Ceci n'est pas une plaidoirie. PRISME n'a pas besoin de plaider. Le programme est tenu par deux préprints méthodologiques déposés sur Zenodo, par un pipeline open-source reproductible pour quatorze dollars, par des chiffres traçables au fichier source, et par une discipline de falsification documentée — huit hypothèses testées et rejetées dans le seul préprint 1, dont la mention figure noir sur blanc dans le tableau 9. Ce qui suit, c'est la cartographie des îles et du continent. Une fois cadastrés, on sait où on met les pieds, et on s'épargne les disputes de frontière.

§ I

Le malentendu d'entrée

Quand un travail de tradition continentale est lu avec une grille analytique anglo-saxonne, le malentendu prend trois formes assez stéréotypées pour être diagnostiques.

Premier symptôme. L'exigence d'équations comme condition d'admission. Si la thèse n'est pas formalisée mathématiquement, elle est classée « littéraire » — ce qui, dans le vocabulaire de la grille analytique, ne désigne pas un compliment. Or L'Être et le Néant ne contient aucune équation, et personne n'a encore songé à reprocher à Sartre une « insuffisance formelle ». Pas plus que Greimas dans Sémantique structurale, Durand dans les Structures anthropologiques de l'imaginaire, Barthes dans S/Z, Kristeva dans La Révolution du langage poétique, ou Eco lui-même dans Lector in fabula. Aucun comité de lecture des PUF, de Gallimard ou du Seuil n'a jamais demandé d'équation à ces auteurs. L'exigence de formalisation comme critère d'admission en philosophie de l'esprit est un critère anglo-analytique post-1970, daté, situé — pas un critère universel.

Deuxième symptôme. Le réflexe « c'est de la poésie ». Il consiste à classer comme métaphorique tout énoncé qui n'a pas la forme « x est y avec un certain coefficient ». L'imaginaire durandien se voit ainsi rangé du côté de la rêverie, alors qu'il est une typologie structurale testée sur des centaines de corpus depuis 1960. Le carré sémiotique de Greimas se voit ranger du côté de la spéculation, alors qu'il est un dispositif opératoire qui a fait l'objet de dizaines de thèses appliquées. Ce qui se passe ici n'est pas une critique — c'est un acte de classement par genre. Quand on lit avec une grille qui ne reconnaît qu'un genre, tout ce qui n'y entre pas devient son contraire par défaut.
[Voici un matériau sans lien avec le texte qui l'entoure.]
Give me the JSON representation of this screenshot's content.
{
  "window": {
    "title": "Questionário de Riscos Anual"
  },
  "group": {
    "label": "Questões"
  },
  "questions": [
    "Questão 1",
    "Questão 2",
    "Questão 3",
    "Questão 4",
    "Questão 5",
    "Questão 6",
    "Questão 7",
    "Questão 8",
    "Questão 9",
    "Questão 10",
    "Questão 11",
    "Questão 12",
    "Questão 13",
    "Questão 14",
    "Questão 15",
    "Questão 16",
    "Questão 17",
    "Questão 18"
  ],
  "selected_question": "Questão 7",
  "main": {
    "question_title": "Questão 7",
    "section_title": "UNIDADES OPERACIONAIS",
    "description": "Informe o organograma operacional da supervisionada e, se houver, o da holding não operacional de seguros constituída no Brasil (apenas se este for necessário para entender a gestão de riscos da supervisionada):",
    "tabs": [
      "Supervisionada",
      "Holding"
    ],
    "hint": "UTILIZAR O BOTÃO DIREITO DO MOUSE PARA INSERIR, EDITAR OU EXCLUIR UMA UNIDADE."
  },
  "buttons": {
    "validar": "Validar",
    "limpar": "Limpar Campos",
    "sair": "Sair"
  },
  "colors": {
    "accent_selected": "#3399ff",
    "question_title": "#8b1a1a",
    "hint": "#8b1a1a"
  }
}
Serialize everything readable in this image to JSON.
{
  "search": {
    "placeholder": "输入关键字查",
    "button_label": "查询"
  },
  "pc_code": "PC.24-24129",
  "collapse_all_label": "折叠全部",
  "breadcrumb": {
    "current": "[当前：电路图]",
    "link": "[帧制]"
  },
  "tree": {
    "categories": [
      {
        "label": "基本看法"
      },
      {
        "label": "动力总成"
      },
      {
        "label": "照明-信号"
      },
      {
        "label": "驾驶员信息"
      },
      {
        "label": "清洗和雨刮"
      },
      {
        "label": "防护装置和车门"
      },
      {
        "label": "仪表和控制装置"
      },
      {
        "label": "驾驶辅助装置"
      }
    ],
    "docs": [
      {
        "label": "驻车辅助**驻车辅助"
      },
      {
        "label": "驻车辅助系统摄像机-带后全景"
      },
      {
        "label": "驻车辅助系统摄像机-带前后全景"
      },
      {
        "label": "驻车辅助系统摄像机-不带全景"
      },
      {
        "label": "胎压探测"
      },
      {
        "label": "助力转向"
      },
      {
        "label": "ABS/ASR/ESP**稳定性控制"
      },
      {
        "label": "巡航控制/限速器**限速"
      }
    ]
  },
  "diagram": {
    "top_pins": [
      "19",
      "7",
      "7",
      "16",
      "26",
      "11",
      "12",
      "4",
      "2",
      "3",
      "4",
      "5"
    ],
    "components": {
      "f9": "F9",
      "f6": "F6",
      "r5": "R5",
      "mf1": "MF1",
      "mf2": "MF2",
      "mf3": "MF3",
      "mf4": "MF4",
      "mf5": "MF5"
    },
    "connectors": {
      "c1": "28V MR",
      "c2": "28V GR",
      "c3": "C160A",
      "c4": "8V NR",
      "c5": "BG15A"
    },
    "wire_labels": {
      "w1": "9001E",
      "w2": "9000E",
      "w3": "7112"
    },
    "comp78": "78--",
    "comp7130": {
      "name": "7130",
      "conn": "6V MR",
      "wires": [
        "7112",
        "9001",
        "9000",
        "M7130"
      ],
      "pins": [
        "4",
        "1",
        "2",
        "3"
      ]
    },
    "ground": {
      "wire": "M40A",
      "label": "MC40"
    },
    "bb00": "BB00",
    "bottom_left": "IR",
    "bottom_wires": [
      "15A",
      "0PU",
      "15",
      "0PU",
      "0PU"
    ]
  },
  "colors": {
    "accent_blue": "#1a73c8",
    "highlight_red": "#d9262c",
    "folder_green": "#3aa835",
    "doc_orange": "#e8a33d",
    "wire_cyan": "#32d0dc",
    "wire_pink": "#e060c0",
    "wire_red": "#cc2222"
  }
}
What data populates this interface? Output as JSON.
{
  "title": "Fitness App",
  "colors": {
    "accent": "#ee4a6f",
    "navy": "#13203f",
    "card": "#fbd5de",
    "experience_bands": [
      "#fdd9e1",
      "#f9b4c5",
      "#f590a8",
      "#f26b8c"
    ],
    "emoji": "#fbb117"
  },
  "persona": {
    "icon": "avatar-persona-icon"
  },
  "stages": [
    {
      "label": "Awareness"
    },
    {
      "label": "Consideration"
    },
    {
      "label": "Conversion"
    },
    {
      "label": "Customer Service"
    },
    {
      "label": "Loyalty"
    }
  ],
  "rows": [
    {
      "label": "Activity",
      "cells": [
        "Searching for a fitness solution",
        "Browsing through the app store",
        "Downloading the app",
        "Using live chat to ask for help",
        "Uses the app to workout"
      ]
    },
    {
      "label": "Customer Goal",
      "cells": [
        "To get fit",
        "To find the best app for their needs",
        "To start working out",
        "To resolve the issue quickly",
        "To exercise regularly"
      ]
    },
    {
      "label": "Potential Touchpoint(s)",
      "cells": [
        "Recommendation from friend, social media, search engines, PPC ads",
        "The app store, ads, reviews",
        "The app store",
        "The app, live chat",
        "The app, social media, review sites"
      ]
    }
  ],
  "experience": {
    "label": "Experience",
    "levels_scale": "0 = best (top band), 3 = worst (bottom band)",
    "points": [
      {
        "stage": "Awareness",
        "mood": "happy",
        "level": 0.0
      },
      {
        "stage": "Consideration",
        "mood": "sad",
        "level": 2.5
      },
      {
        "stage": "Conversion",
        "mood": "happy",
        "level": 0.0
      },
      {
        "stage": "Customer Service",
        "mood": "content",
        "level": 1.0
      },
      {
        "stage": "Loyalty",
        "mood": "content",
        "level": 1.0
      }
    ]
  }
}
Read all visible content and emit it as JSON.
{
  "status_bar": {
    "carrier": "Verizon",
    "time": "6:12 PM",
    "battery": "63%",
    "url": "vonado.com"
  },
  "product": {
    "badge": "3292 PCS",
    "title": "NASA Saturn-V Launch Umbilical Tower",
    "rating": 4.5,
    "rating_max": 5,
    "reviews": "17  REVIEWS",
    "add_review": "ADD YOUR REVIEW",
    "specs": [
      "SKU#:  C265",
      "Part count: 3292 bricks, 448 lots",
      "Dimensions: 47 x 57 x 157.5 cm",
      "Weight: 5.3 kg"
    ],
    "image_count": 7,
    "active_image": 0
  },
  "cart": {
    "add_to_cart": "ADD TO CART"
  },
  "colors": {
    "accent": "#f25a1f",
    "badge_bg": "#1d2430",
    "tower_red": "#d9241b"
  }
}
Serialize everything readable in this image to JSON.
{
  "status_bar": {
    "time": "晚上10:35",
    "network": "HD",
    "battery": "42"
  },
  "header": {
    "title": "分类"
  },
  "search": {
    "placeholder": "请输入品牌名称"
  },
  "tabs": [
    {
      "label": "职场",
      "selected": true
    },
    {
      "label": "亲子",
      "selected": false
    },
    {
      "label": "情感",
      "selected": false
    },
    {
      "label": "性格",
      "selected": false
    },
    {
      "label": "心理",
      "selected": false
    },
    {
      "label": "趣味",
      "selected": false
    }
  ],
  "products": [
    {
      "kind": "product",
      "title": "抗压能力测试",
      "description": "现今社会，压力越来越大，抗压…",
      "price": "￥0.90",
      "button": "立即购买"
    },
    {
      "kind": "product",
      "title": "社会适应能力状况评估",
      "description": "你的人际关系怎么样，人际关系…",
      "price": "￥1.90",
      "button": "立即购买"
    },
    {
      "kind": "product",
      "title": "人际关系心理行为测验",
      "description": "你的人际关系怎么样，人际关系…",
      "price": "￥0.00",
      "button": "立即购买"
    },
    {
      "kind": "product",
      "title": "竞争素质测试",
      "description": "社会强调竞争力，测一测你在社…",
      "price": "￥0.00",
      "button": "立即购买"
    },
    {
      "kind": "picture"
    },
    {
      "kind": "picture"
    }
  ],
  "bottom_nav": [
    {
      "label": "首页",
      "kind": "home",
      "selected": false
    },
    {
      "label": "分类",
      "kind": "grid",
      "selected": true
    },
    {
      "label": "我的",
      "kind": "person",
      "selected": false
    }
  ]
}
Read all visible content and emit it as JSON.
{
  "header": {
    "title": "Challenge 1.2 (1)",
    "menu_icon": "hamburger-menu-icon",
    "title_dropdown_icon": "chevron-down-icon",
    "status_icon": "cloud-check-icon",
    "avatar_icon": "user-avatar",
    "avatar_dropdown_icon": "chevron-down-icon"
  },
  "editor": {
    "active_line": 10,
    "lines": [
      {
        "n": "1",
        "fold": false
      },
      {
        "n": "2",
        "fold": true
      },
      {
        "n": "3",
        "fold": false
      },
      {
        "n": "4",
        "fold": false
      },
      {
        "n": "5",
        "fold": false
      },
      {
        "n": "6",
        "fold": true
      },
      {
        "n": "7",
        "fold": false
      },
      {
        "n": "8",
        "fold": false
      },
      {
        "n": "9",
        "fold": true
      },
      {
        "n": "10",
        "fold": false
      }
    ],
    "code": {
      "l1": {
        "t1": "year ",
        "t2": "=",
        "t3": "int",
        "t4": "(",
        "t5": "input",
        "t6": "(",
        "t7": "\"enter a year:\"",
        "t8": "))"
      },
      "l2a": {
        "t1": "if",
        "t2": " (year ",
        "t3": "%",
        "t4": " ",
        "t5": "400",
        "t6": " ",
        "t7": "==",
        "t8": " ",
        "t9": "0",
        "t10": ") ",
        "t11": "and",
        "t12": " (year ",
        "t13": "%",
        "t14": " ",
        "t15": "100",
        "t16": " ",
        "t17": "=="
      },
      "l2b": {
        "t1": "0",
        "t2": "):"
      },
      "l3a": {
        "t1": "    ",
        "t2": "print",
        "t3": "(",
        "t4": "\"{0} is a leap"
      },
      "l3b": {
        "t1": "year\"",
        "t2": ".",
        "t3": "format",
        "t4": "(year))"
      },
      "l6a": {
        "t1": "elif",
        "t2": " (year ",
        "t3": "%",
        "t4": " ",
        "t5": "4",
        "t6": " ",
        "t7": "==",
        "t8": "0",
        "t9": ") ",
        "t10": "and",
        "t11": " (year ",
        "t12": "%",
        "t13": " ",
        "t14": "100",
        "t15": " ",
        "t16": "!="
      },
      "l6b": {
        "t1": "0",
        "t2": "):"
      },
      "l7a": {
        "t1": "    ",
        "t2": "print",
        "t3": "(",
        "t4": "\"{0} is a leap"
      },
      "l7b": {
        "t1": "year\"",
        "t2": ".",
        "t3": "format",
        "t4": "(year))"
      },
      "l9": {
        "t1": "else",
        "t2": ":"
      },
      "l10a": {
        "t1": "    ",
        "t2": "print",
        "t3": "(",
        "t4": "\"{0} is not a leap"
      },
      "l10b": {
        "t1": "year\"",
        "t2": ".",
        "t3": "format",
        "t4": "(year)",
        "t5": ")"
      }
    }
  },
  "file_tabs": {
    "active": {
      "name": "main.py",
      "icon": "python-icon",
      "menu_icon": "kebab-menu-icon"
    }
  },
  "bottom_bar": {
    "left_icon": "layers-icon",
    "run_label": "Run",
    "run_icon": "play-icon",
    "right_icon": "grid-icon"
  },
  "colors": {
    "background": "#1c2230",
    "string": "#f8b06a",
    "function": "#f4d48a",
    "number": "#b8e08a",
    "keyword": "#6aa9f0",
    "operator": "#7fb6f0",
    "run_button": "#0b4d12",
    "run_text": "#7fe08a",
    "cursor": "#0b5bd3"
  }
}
Troisième symptôme. Le résumé en dix minutes qui transforme un résultat précis en banalité psychologique. χ² = 198,20 sur la vulnérabilité comme prédicteur de l'émergence dialogique (préprint 1, §3.1) devient « les gens vulnérables parlent plus profondément — on le sait déjà ». OR = 3,60 sur la cellule D × irréductible (préprint 2a, §4.1) devient « le dialogue méta-relationnel produit du sens — on le savait aussi ». Ce qui se passe ici est plus subtil que les deux premiers symptômes : le classificateur sans analyse retraduit le résultat dans son propre vocabulaire, où il devient trivial — et il prend ensuite la trivialité de sa traduction pour la trivialité du résultat. C'est le geste qu'Eco analysait dans La Guerre du faux : le simulacre de quatrième ordre, qui prend sa propre image pour la chose même.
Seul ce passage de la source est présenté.